Темная сентябрьская ночь, полная ярких мерцающих звезд. Необозримые пространства Сибирских степей тонут в ночных черных тенях, сливаясь с черным небом; тишина нарушается только свистом холодного осеннего ветра да равномерным стуком автомобильного мотора. Мы едем, я с адъютантом и ординарцами, кутаясь от ночного сырого холода и нервности от всех ощущений дня. Едем десятки верст черной молчаливой степью, без признаков жилья; пролетели давно уже те деревни, в которых вчера были уральцы.
– С утра, батюшка, ушли, спозаранку поднялись и пошли войска-то, – объясняла нам испуганная молодуха-сибирячка в последней деревне и махнула рукой на северо-запад. На наш стук в окно она выскочила, сонная, в одной сорочке, накинув полушубок. Яркий свет автомобильных электрических фонарей освещал ее бледное милое лицо и широкие испуганные глаза, еще полные ночной неги и сновидений. И так ласково и грустно прозвучало сзади ее последнее приветствие: – Дай Бог вам, родимые…
И снова бездонная пропасть ночи и бесконечные пространства степей. Вдруг вдали замерцали такие же далекие, как звезды, светящиеся точки костров. Все ближе и ярче, все больше их, целое море огней. Автомобиль наддал ходу. И скоро мы подъехали к бивакам двух дивизий Уральского корпуса. Они уже вышли на указанную конечную линию. Завтра с рассветом уральцы двинутся дальше и пересекут главный путь отступления красных. На этот раз успех был несомненен, все расчеты оправдались.
На следующий день, 3 сентября, красные кинулись назад, чтобы не попасть в окружение. Два дня шли тяжелые бои. Здесь были лучшие коммунистические дивизии, 26-я и 27-я; надо отдать справедливость, что эти восемнадцать русских красных полков проявили в сентябрьские дни 1919 года очень много напряжения, мужества и подвигов, которые в императорской армии награждались Георгиевскими знаменами. Они бросались, ища выхода, в разные стороны, проявляя высокий дух и доблесть, и частью прорывались ночными боями почти из полного замкнутого кольца. А под деревней Чебачьей они нанесли даже сильное поражение нашей 7-й Уральской дивизии.
В то же время красное командование принимало срочные меры, чтобы ликвидировать наш успех и перевернуть ход операции снова в их пользу, вырвать у нас инициативу. Они начали сосредоточивать войска, повернув обратно на восток 5-ю и 35-ю советские дивизии, направленные было по железной дороге на Южный фронт против генерала Деникина. Этот прямой первый результат успеха доставил нам большую радость и удовлетворение, так как мы помогли своим, облегчили их положение.

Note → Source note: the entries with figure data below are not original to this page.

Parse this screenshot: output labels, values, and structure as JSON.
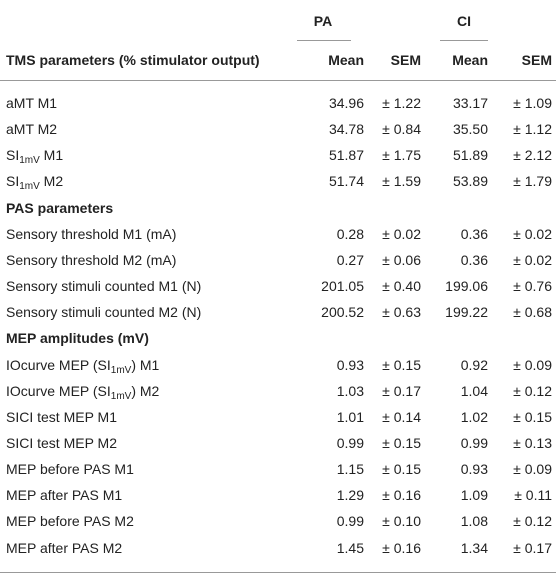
{
  "header": {
    "groups": [
      "PA",
      "CI"
    ],
    "row_label": "TMS parameters (% stimulator output)",
    "columns": [
      "Mean",
      "SEM",
      "Mean",
      "SEM"
    ]
  },
  "body": [
    {
      "label": "aMT M1",
      "cells": [
        "34.96",
        "± 1.22",
        "33.17",
        "± 1.09"
      ]
    },
    {
      "label": "aMT M2",
      "cells": [
        "34.78",
        "± 0.84",
        "35.50",
        "± 1.12"
      ]
    },
    {
      "label": [
        "SI",
        {
          "sub": "1mV"
        },
        " M1"
      ],
      "cells": [
        "51.87",
        "± 1.75",
        "51.89",
        "± 2.12"
      ]
    },
    {
      "label": [
        "SI",
        {
          "sub": "1mV"
        },
        " M2"
      ],
      "cells": [
        "51.74",
        "± 1.59",
        "53.89",
        "± 1.79"
      ]
    },
    {
      "section": "PAS parameters"
    },
    {
      "label": "Sensory threshold M1 (mA)",
      "cells": [
        "0.28",
        "± 0.02",
        "0.36",
        "± 0.02"
      ]
    },
    {
      "label": "Sensory threshold M2 (mA)",
      "cells": [
        "0.27",
        "± 0.06",
        "0.36",
        "± 0.02"
      ]
    },
    {
      "label": "Sensory stimuli counted M1 (N)",
      "cells": [
        "201.05",
        "± 0.40",
        "199.06",
        "± 0.76"
      ]
    },
    {
      "label": "Sensory stimuli counted M2 (N)",
      "cells": [
        "200.52",
        "± 0.63",
        "199.22",
        "± 0.68"
      ]
    },
    {
      "section": "MEP amplitudes (mV)"
    },
    {
      "label": [
        "IOcurve MEP (SI",
        {
          "sub": "1mV"
        },
        ") M1"
      ],
      "cells": [
        "0.93",
        "± 0.15",
        "0.92",
        "± 0.09"
      ]
    },
    {
      "label": [
        "IOcurve MEP (SI",
        {
          "sub": "1mV"
        },
        ") M2"
      ],
      "cells": [
        "1.03",
        "± 0.17",
        "1.04",
        "± 0.12"
      ]
    },
    {
      "label": "SICI test MEP M1",
      "cells": [
        "1.01",
        "± 0.14",
        "1.02",
        "± 0.15"
      ]
    },
    {
      "label": "SICI test MEP M2",
      "cells": [
        "0.99",
        "± 0.15",
        "0.99",
        "± 0.13"
      ]
    },
    {
      "label": "MEP before PAS M1",
      "cells": [
        "1.15",
        "± 0.15",
        "0.93",
        "± 0.09"
      ]
    },
    {
      "label": "MEP after PAS M1",
      "cells": [
        "1.29",
        "± 0.16",
        "1.09",
        "± 0.11"
      ]
    },
    {
      "label": "MEP before PAS M2",
      "cells": [
        "0.99",
        "± 0.10",
        "1.08",
        "± 0.12"
      ]
    },
    {
      "label": "MEP after PAS M2",
      "cells": [
        "1.45",
        "± 0.16",
        "1.34",
        "± 0.17"
      ]
    }
  ]
}
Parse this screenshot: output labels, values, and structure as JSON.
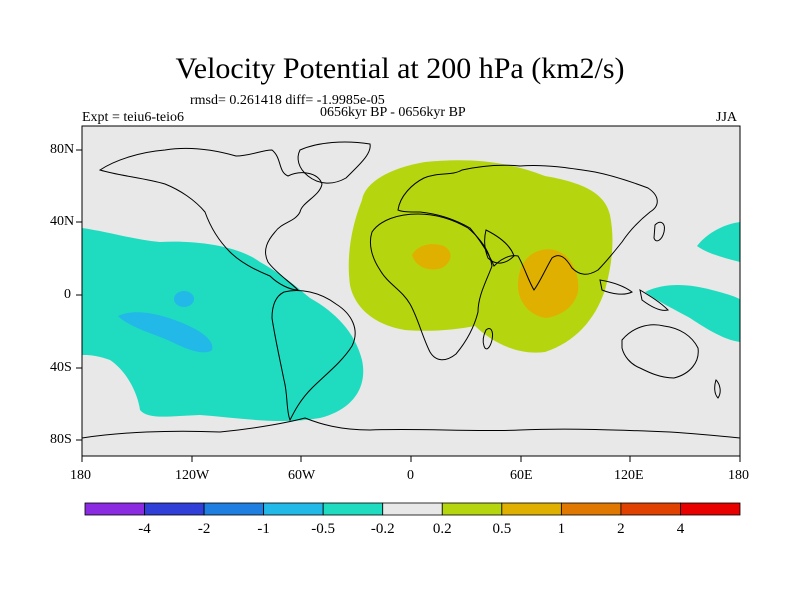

Сосредоточив в районе железной дороги сильную группу войск, большевики двинули ее на юго-восток, чтобы в свою очередь обойти фланг нашего Уральского корпуса и ударить в тыл моей армии. Движение их было очень быстрое; надвигалась для нас опасность не только потерять все результаты первого успеха, но снова попасть в прежнее положение обороны, прикрытия своего тыла и вечной опасности. Надо было принимать неотложные и быстрые меры. Я приказал Уральскому корпусу сделать полный поворот, на 180 градусов, усилил его Ижевской дивизией. Было решено произвести теперь удар с севера на юг, в левый фланг красных, двигавшихся нам в обход. К этому же времени подошел Сибирский казачий корпус генерала Иванова-Ринова, совершив свои передвижения в полной тайне и скрытности, и сосредоточился к югу от Петропавловского тракта, по которому двигались главные силы большевиков.